Holiday Compensation Periodization
- Holiday compensation periodization means that when your employment ends, any compensation paid for unused holidays affects the start date of your entitlement to earnings-related unemployment allowance. For example, a holiday compensation equal to one month’s salary will postpone the start of your unemployment benefit entitlement by approximately one month.
- Periodization is applied if your employment was full-time and lasted at least two weeks.
- If you have been paid holiday compensation with each salary payment contrary to the collective agreement (TES), those compensations are added together, and the total amount is periodized when your employment ends.
What to do if you continue working for the same employer after your previous employment ends?

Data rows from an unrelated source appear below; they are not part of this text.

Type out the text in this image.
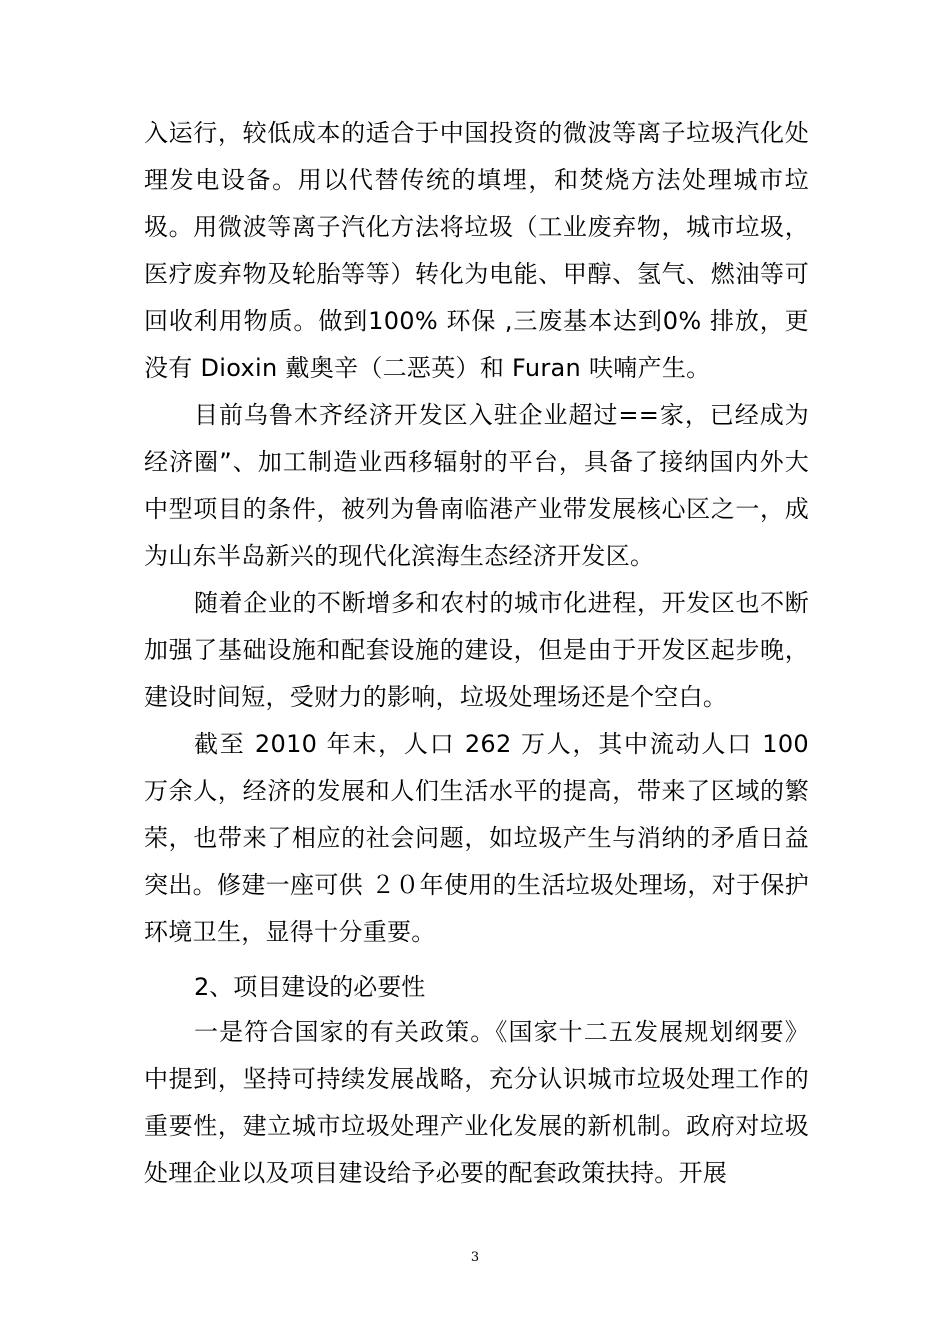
入运行，较低成本的适合于中国投资的微波等离子垃圾汽化处理发电设备。用以代替传统的填埋，和焚烧方法处理城市垃圾。用微波等离子汽化方法将垃圾（工业废弃物，城市垃圾，医疗废弃物及轮胎等等）转化为电能、甲醇、氢气、燃油等可回收利用物质。做到100% 环保 ,三废基本达到0% 排放，更没有 Dioxin 戴奥辛（二恶英）和 Furan 呋喃产生。

目前乌鲁木齐经济开发区入驻企业超过==家，已经成为经济圈”、加工制造业西移辐射的平台，具备了接纳国内外大中型项目的条件，被列为鲁南临港产业带发展核心区之一，成为山东半岛新兴的现代化滨海生态经济开发区。

随着企业的不断增多和农村的城市化进程，开发区也不断加强了基础设施和配套设施的建设，但是由于开发区起步晚，建设时间短，受财力的影响，垃圾处理场还是个空白。

截至 2010 年末，人口 262 万人，其中流动人口 100 万余人，经济的发展和人们生活水平的提高，带来了区域的繁荣，也带来了相应的社会问题，如垃圾产生与消纳的矛盾日益突出。修建一座可供 ２０年使用的生活垃圾处理场，对于保护环境卫生，显得十分重要。

2、项目建设的必要性

一是符合国家的有关政策。《国家十二五发展规划纲要》中提到，坚持可持续发展战略，充分认识城市垃圾处理工作的重要性，建立城市垃圾处理产业化发展的新机制。政府对垃圾处理企业以及项目建设给予必要的配套政策扶持。开展

3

- If you continue working for the same employer immediately after your previous employment has ended, the holiday compensation will be periodized only after the latter employment ends. In such cases, the periodization will take into account the total amount of holiday compensation accrued during the entire period of employment.
- You can agree with your employer that the annual leave benefits accrued before the end of your previous employment will be transferred to be taken during your next employment. This is possible if the new employment contract is signed before the previous one ends.
- The agreement on transferring unused holiday days must be made in writing, but the new employment does not have to begin immediately after the previous one ends.
- If you receive holiday compensation based on two or more successive employment contracts, the periodization of the holiday compensation will be done based on the total combined amount of compensation.
NOTE! Periodization is not applied if you take all your accrued holiday days during your employment. The waiting period for earnings-related unemployment allowance begins only after the periodization of the holiday compensation has ended.